A Homeland Security spokeswoman was unavailable, but Ridge said he would put the issue on the agency agenda, Augusta Mayor Bob Young said. Young met with Ridge briefly before Ridge addressed the mayors conference in Washington.
“We need to know what is coming, where it is going and when it is coming,” Young said. “These trains run right through our neighborhoods and business districts.”
The letter follows the wreck of a Norfolk Southern train that killed nine people when chlorine leaked from a tanker car. The leak is the nation’s worst from a train wreck since 1978. Ridge told the mayors the accident was a “horrible chemical spill.”
The nearly 50 mayors signing the letter included Columbia’s Bob Coble, as well as Baltimore’s Martin O’Malley, Chicago’s Richard Daley and Miami’s Manny Diaz, conference spokeswoman Elena Temple said. The letter was delivered Wednesday to Ridge and U.S. Transportation Secretary Norman Mineta, she said.
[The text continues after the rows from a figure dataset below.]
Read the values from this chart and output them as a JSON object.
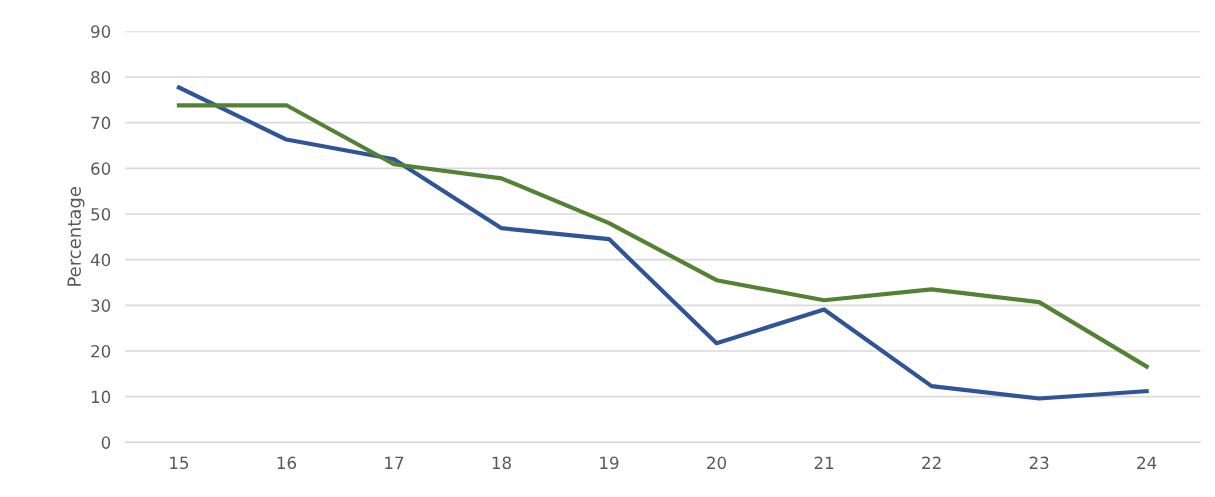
{
  "chart_data": {
    "type": "line",
    "ylabel": "Percentage",
    "categories": [
      "15",
      "16",
      "17",
      "18",
      "19",
      "20",
      "21",
      "22",
      "23",
      "24"
    ],
    "series": [
      {
        "color": "#2f5597",
        "values": [
          77.7,
          66.3,
          62,
          46.9,
          44.5,
          21.7,
          29.1,
          12.3,
          9.6,
          11.2
        ]
      },
      {
        "color": "#548235",
        "values": [
          73.8,
          73.8,
          60.9,
          57.8,
          48,
          35.5,
          31.1,
          33.5,
          30.7,
          16.6
        ]
      }
    ],
    "ylim": [
      0,
      90
    ],
    "yticks": [
      0,
      10,
      20,
      30,
      40,
      50,
      60,
      70,
      80,
      90
    ],
    "grid": "y",
    "marker": "none",
    "line_style": "solid"
  }
}
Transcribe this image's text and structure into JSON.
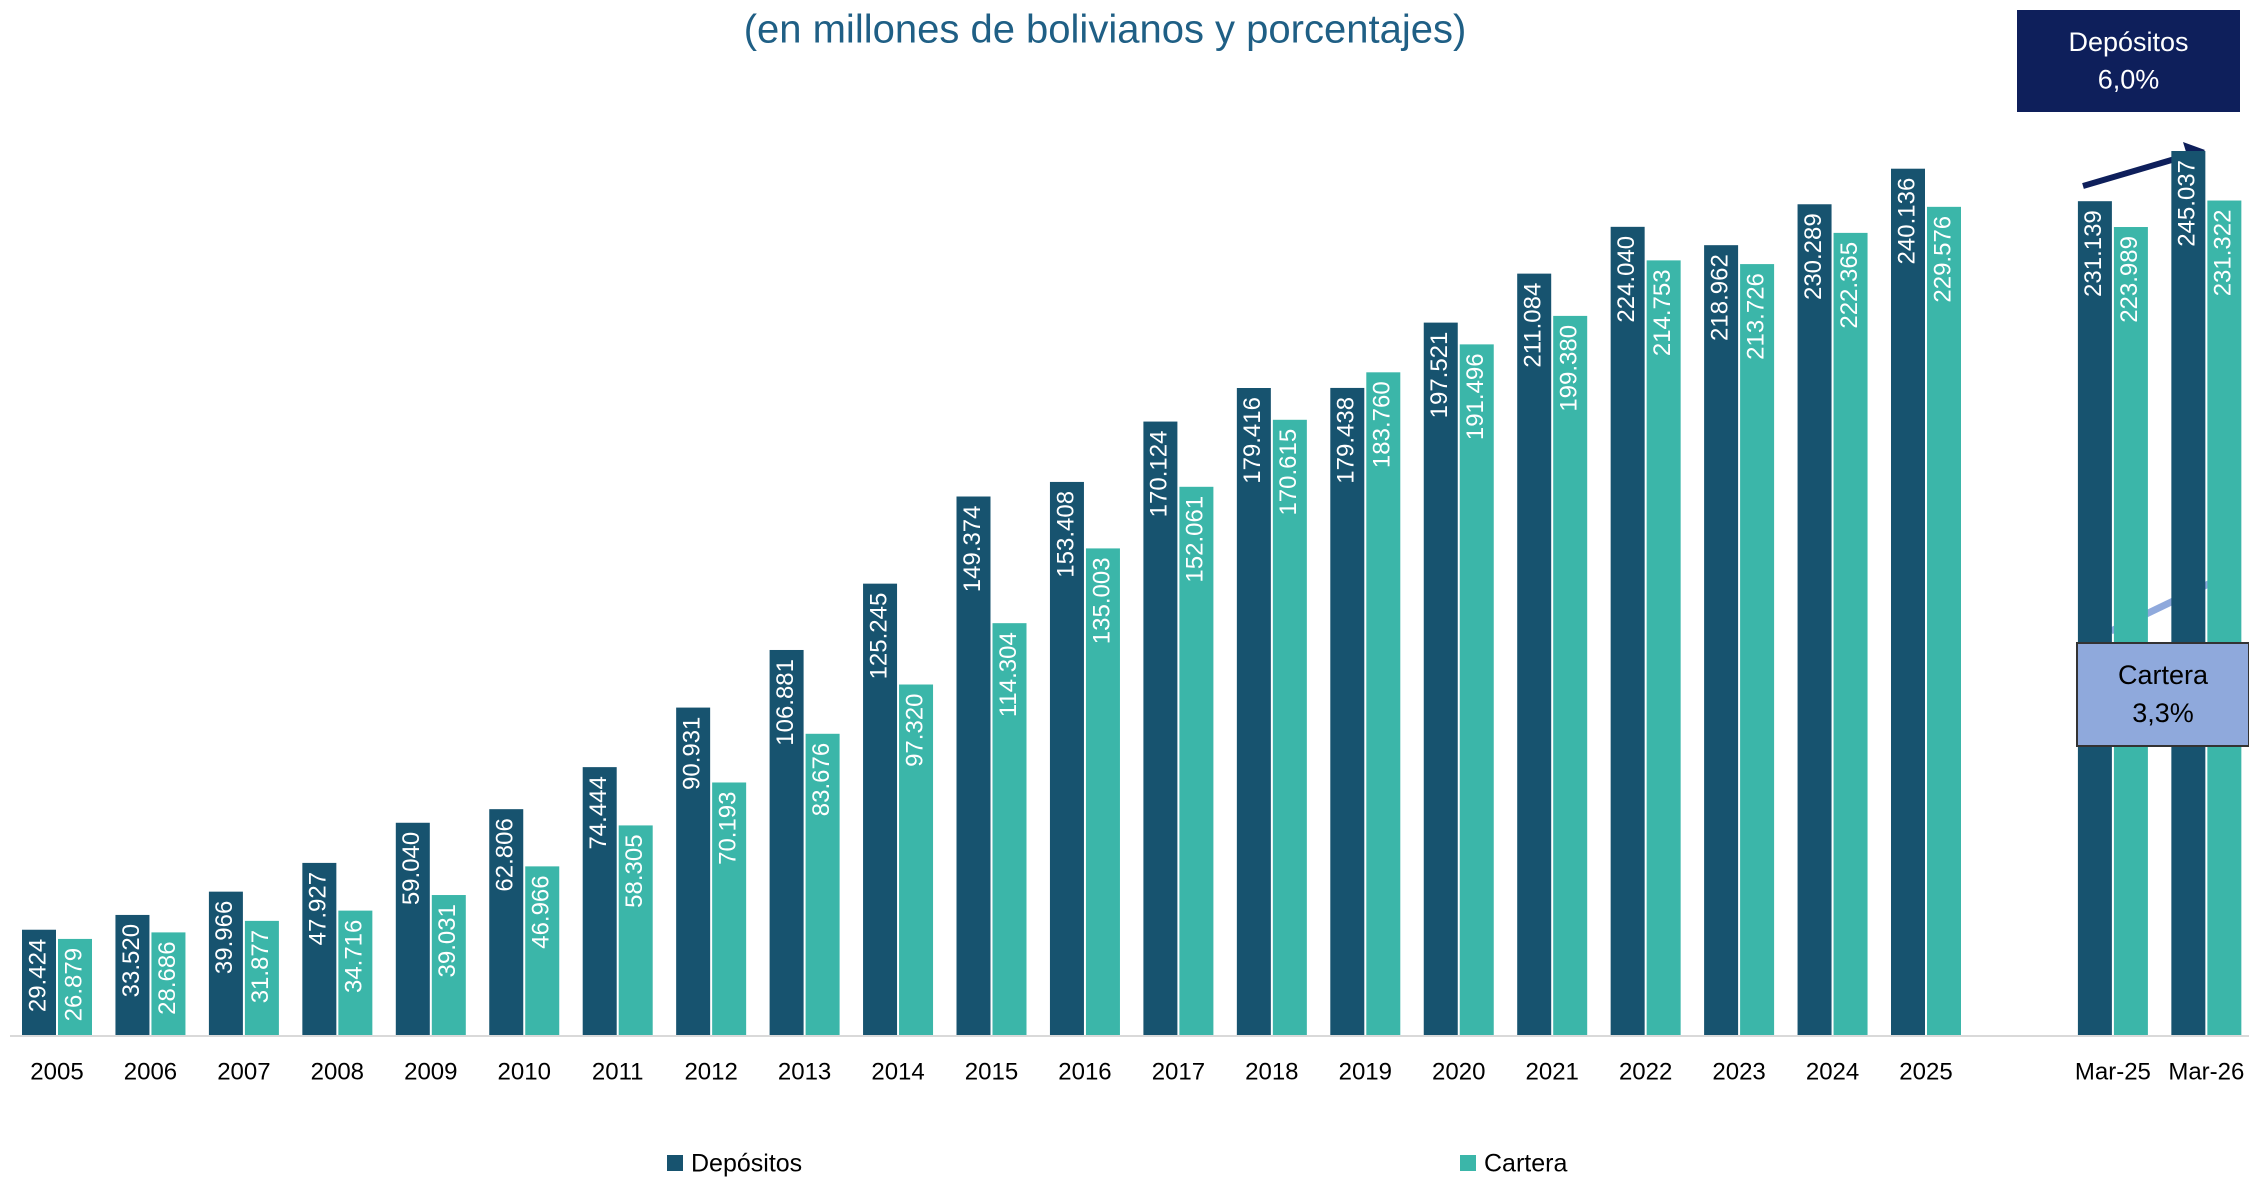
{
  "chart_data": {
    "type": "bar",
    "title": "(en millones de bolivianos y porcentajes)",
    "categories": [
      "2005",
      "2006",
      "2007",
      "2008",
      "2009",
      "2010",
      "2011",
      "2012",
      "2013",
      "2014",
      "2015",
      "2016",
      "2017",
      "2018",
      "2019",
      "2020",
      "2021",
      "2022",
      "2023",
      "2024",
      "2025",
      null,
      "Mar-25",
      "Mar-26"
    ],
    "series": [
      {
        "name": "Depósitos",
        "color": "#17536f",
        "values": [
          29424,
          33520,
          39966,
          47927,
          59040,
          62806,
          74444,
          90931,
          106881,
          125245,
          149374,
          153408,
          170124,
          179416,
          179438,
          197521,
          211084,
          224040,
          218962,
          230289,
          240136,
          null,
          231139,
          245037
        ],
        "value_labels": [
          "29.424",
          "33.520",
          "39.966",
          "47.927",
          "59.040",
          "62.806",
          "74.444",
          "90.931",
          "106.881",
          "125.245",
          "149.374",
          "153.408",
          "170.124",
          "179.416",
          "179.438",
          "197.521",
          "211.084",
          "224.040",
          "218.962",
          "230.289",
          "240.136",
          null,
          "231.139",
          "245.037"
        ]
      },
      {
        "name": "Cartera",
        "color": "#3bb6a9",
        "values": [
          26879,
          28686,
          31877,
          34716,
          39031,
          46966,
          58305,
          70193,
          83676,
          97320,
          114304,
          135003,
          152061,
          170615,
          183760,
          191496,
          199380,
          214753,
          213726,
          222365,
          229576,
          null,
          223989,
          231322
        ],
        "value_labels": [
          "26.879",
          "28.686",
          "31.877",
          "34.716",
          "39.031",
          "46.966",
          "58.305",
          "70.193",
          "83.676",
          "97.320",
          "114.304",
          "135.003",
          "152.061",
          "170.615",
          "183.760",
          "191.496",
          "199.380",
          "214.753",
          "213.726",
          "222.365",
          "229.576",
          null,
          "223.989",
          "231.322"
        ]
      }
    ],
    "annotations": [
      {
        "label": "Depósitos",
        "value": "6,0%",
        "color": "#0e1f5b"
      },
      {
        "label": "Cartera",
        "value": "3,3%",
        "color": "#8fa9dc"
      }
    ],
    "legend": "bottom"
  }
}
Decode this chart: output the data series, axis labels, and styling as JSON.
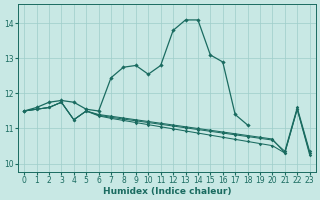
{
  "background_color": "#c8e8e4",
  "grid_color": "#9ececa",
  "line_color": "#1a6b60",
  "xlabel": "Humidex (Indice chaleur)",
  "xlim": [
    -0.5,
    23.5
  ],
  "ylim": [
    9.75,
    14.55
  ],
  "xticks": [
    0,
    1,
    2,
    3,
    4,
    5,
    6,
    7,
    8,
    9,
    10,
    11,
    12,
    13,
    14,
    15,
    16,
    17,
    18,
    19,
    20,
    21,
    22,
    23
  ],
  "yticks": [
    10,
    11,
    12,
    13,
    14
  ],
  "main_x": [
    0,
    1,
    2,
    3,
    4,
    5,
    6,
    7,
    8,
    9,
    10,
    11,
    12,
    13,
    14,
    15,
    16,
    17,
    18
  ],
  "main_y": [
    11.5,
    11.6,
    11.75,
    11.8,
    11.75,
    11.55,
    11.5,
    12.45,
    12.75,
    12.8,
    12.55,
    12.8,
    13.8,
    14.1,
    14.1,
    13.1,
    12.9,
    11.4,
    11.1
  ],
  "line1_x": [
    0,
    1,
    2,
    3,
    4,
    5,
    6,
    7,
    8,
    9,
    10,
    11,
    12,
    13,
    14,
    15,
    16,
    17,
    18,
    19,
    20,
    21,
    22,
    23
  ],
  "line1_y": [
    11.5,
    11.55,
    11.6,
    11.75,
    11.25,
    11.5,
    11.4,
    11.35,
    11.3,
    11.25,
    11.2,
    11.15,
    11.1,
    11.05,
    11.0,
    10.95,
    10.9,
    10.85,
    10.8,
    10.75,
    10.7,
    10.3,
    11.55,
    10.3
  ],
  "line2_x": [
    0,
    1,
    2,
    3,
    4,
    5,
    6,
    7,
    8,
    9,
    10,
    11,
    12,
    13,
    14,
    15,
    16,
    17,
    18,
    19,
    20,
    21,
    22,
    23
  ],
  "line2_y": [
    11.5,
    11.55,
    11.6,
    11.75,
    11.25,
    11.5,
    11.38,
    11.32,
    11.27,
    11.22,
    11.17,
    11.12,
    11.07,
    11.02,
    10.97,
    10.92,
    10.87,
    10.82,
    10.77,
    10.72,
    10.67,
    10.35,
    11.6,
    10.35
  ],
  "line3_x": [
    0,
    1,
    2,
    3,
    4,
    5,
    6,
    7,
    8,
    9,
    10,
    11,
    12,
    13,
    14,
    15,
    16,
    17,
    18,
    19,
    20,
    21,
    22,
    23
  ],
  "line3_y": [
    11.5,
    11.55,
    11.6,
    11.75,
    11.25,
    11.5,
    11.36,
    11.29,
    11.23,
    11.17,
    11.11,
    11.05,
    10.99,
    10.93,
    10.87,
    10.81,
    10.75,
    10.69,
    10.63,
    10.57,
    10.51,
    10.3,
    11.55,
    10.25
  ]
}
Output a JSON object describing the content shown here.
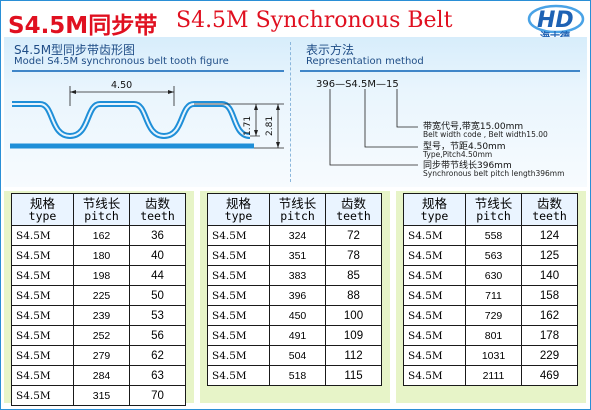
{
  "title": {
    "cn": "S4.5M同步带",
    "en": "S4.5M Synchronous Belt"
  },
  "logo": {
    "mark": "HD",
    "name": "海士德"
  },
  "tooth_figure": {
    "heading_cn": "S4.5M型同步带齿形图",
    "heading_en": "Model S4.5M synchronous belt tooth figure",
    "pitch": "4.50",
    "tooth_height": "1.71",
    "total_height": "2.81"
  },
  "representation": {
    "heading_cn": "表示方法",
    "heading_en": "Representation method",
    "code": "396—S4.5M—15",
    "width_cn": "带宽代号,带宽15.00mm",
    "width_en": "Belt width code , Belt width15.00",
    "type_cn": "型号，节距4.50mm",
    "type_en": "Type,Pitch4.50mm",
    "length_cn": "同步带节线长396mm",
    "length_en": "Synchronous belt pitch length396mm"
  },
  "columns": [
    {
      "cn": "规格",
      "en": "type"
    },
    {
      "cn": "节线长",
      "en": "pitch"
    },
    {
      "cn": "齿数",
      "en": "teeth"
    }
  ],
  "tables": [
    [
      [
        "S4.5M",
        "162",
        "36"
      ],
      [
        "S4.5M",
        "180",
        "40"
      ],
      [
        "S4.5M",
        "198",
        "44"
      ],
      [
        "S4.5M",
        "225",
        "50"
      ],
      [
        "S4.5M",
        "239",
        "53"
      ],
      [
        "S4.5M",
        "252",
        "56"
      ],
      [
        "S4.5M",
        "279",
        "62"
      ],
      [
        "S4.5M",
        "284",
        "63"
      ],
      [
        "S4.5M",
        "315",
        "70"
      ]
    ],
    [
      [
        "S4.5M",
        "324",
        "72"
      ],
      [
        "S4.5M",
        "351",
        "78"
      ],
      [
        "S4.5M",
        "383",
        "85"
      ],
      [
        "S4.5M",
        "396",
        "88"
      ],
      [
        "S4.5M",
        "450",
        "100"
      ],
      [
        "S4.5M",
        "491",
        "109"
      ],
      [
        "S4.5M",
        "504",
        "112"
      ],
      [
        "S4.5M",
        "518",
        "115"
      ]
    ],
    [
      [
        "S4.5M",
        "558",
        "124"
      ],
      [
        "S4.5M",
        "563",
        "125"
      ],
      [
        "S4.5M",
        "630",
        "140"
      ],
      [
        "S4.5M",
        "711",
        "158"
      ],
      [
        "S4.5M",
        "729",
        "162"
      ],
      [
        "S4.5M",
        "801",
        "178"
      ],
      [
        "S4.5M",
        "1031",
        "229"
      ],
      [
        "S4.5M",
        "2111",
        "469"
      ]
    ]
  ],
  "colors": {
    "title": "#e01020",
    "belt": "#1f8fd8",
    "table_bg": "#e7f4c8",
    "header_bg": "#eaf4ff"
  }
}
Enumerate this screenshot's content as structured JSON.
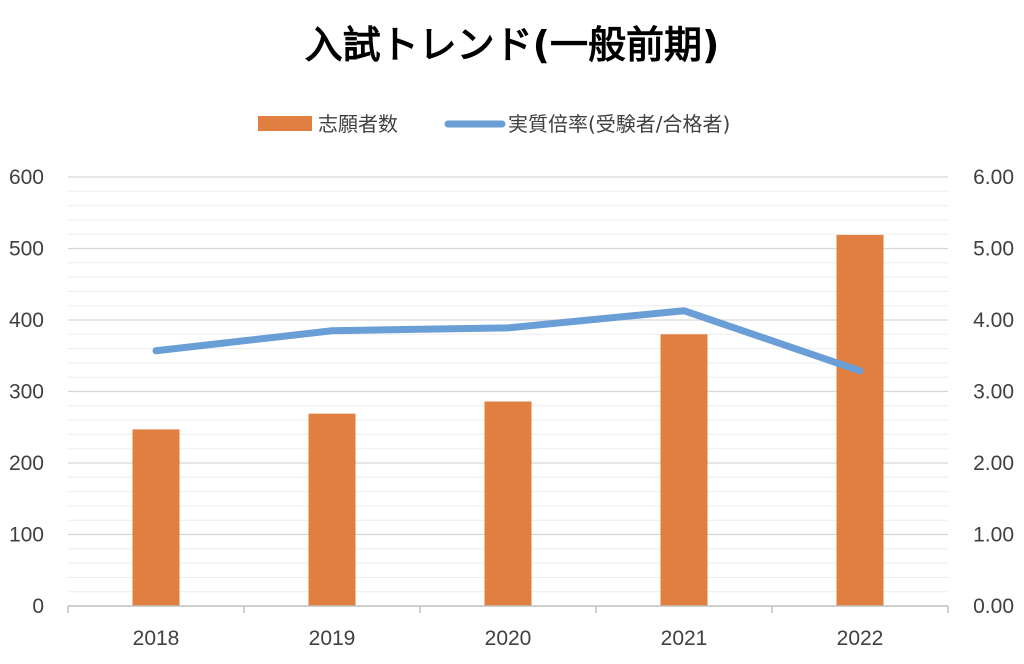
{
  "chart_data": {
    "type": "bar",
    "title": "入試トレンド(一般前期)",
    "categories": [
      "2018",
      "2019",
      "2020",
      "2021",
      "2022"
    ],
    "series": [
      {
        "name": "志願者数",
        "type": "bar",
        "axis": "left",
        "color": "#E07F40",
        "values": [
          247,
          269,
          286,
          380,
          519
        ]
      },
      {
        "name": "実質倍率(受験者/合格者)",
        "type": "line",
        "axis": "right",
        "color": "#6A9ED6",
        "values": [
          3.57,
          3.85,
          3.89,
          4.13,
          3.29
        ]
      }
    ],
    "ylim_left": [
      0,
      600
    ],
    "yticks_left": [
      "0",
      "100",
      "200",
      "300",
      "400",
      "500",
      "600"
    ],
    "ylim_right": [
      0,
      6
    ],
    "yticks_right": [
      "0.00",
      "1.00",
      "2.00",
      "3.00",
      "4.00",
      "5.00",
      "6.00"
    ],
    "grid": true,
    "legend_position": "top"
  }
}
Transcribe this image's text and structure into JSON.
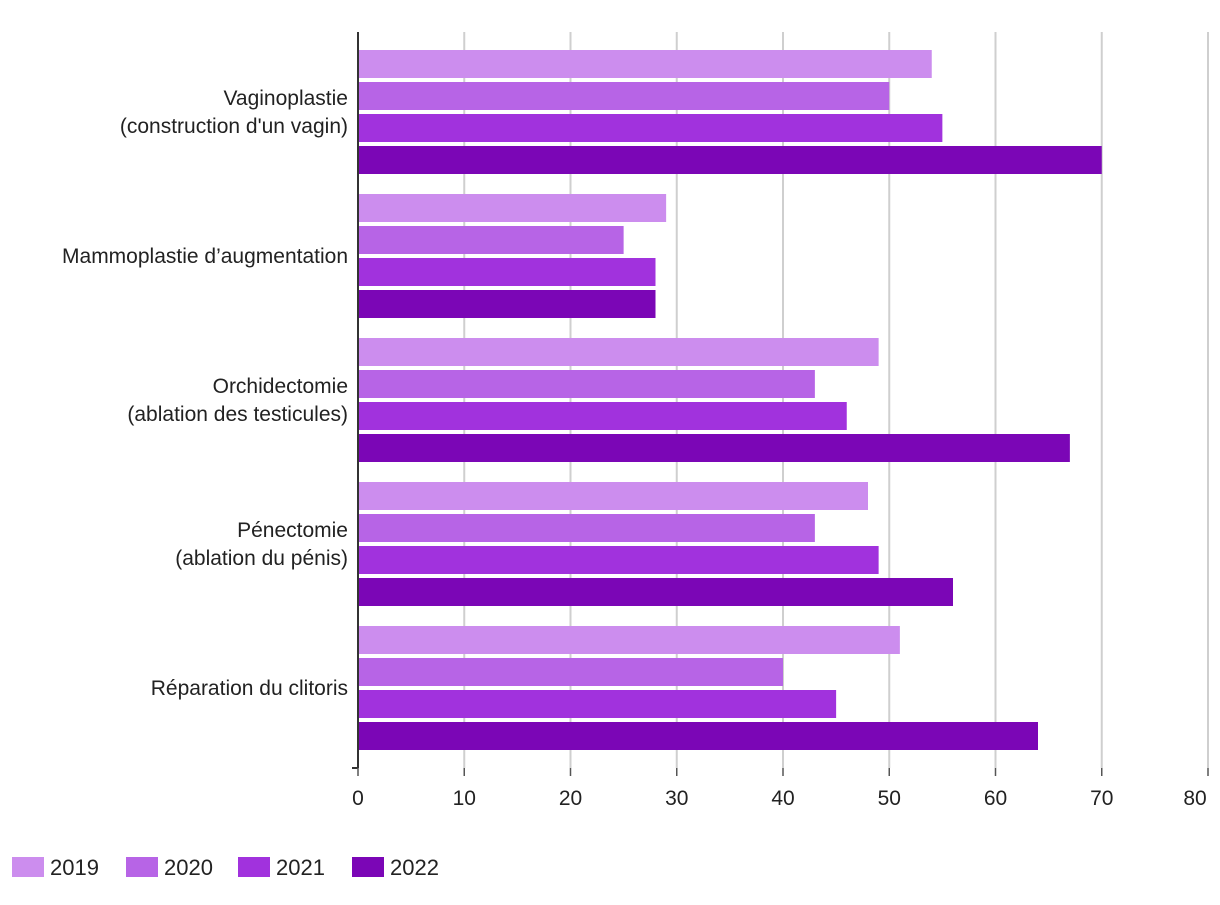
{
  "chart_data": {
    "type": "bar",
    "orientation": "horizontal",
    "categories": [
      [
        "Vaginoplastie",
        "(construction d'un vagin)"
      ],
      [
        "Mammoplastie d’augmentation"
      ],
      [
        "Orchidectomie",
        "(ablation des testicules)"
      ],
      [
        "Pénectomie",
        "(ablation du pénis)"
      ],
      [
        "Réparation du clitoris"
      ]
    ],
    "series": [
      {
        "name": "2019",
        "color": "#cc8dee",
        "values": [
          54,
          29,
          49,
          48,
          51
        ]
      },
      {
        "name": "2020",
        "color": "#b764e6",
        "values": [
          50,
          25,
          43,
          43,
          40
        ]
      },
      {
        "name": "2021",
        "color": "#a132dd",
        "values": [
          55,
          28,
          46,
          49,
          45
        ]
      },
      {
        "name": "2022",
        "color": "#7b06b6",
        "values": [
          70,
          28,
          67,
          56,
          64
        ]
      }
    ],
    "xlim": [
      0,
      80
    ],
    "xticks": [
      "0",
      "10",
      "20",
      "30",
      "40",
      "50",
      "60",
      "70",
      "80"
    ],
    "grid": true,
    "legend_position": "bottom-left",
    "title": "",
    "xlabel": "",
    "ylabel": ""
  }
}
Knowing what materials come through town would allow fire and rescue units to launch rescue efforts more quickly and more safely, instead of first trying to figure out what chemicals are on wrecked trains, proponents say.
“We need a national notification system that would be another tool for our first responders,” Coble said. “It just makes sense.”
In the Graniteville wreck, some rescue personnel have said it took time to decide how to respond to the leaking train car. Key government warning systems to notify the general public weren’t activated for hours after the crash.
But requiring notice of hazardous materials shipments would likely meet opposition from railroads.
Norfolk Southern, for instance, would find it difficult to notify cities, company spokeswoman Susan Terpay said. Her company serves 22 states in the East, she said.
Notice also could alert terrorists, she said.
Coble said the information would not necessarily be widely distributed to the public. Young said the Jan. 6 train crash was comparable to a terrorist act.
It “had the effect of the detonation of a weapon of mass destruction,” the letter said.
The mayors made a similar recommendation in 2001.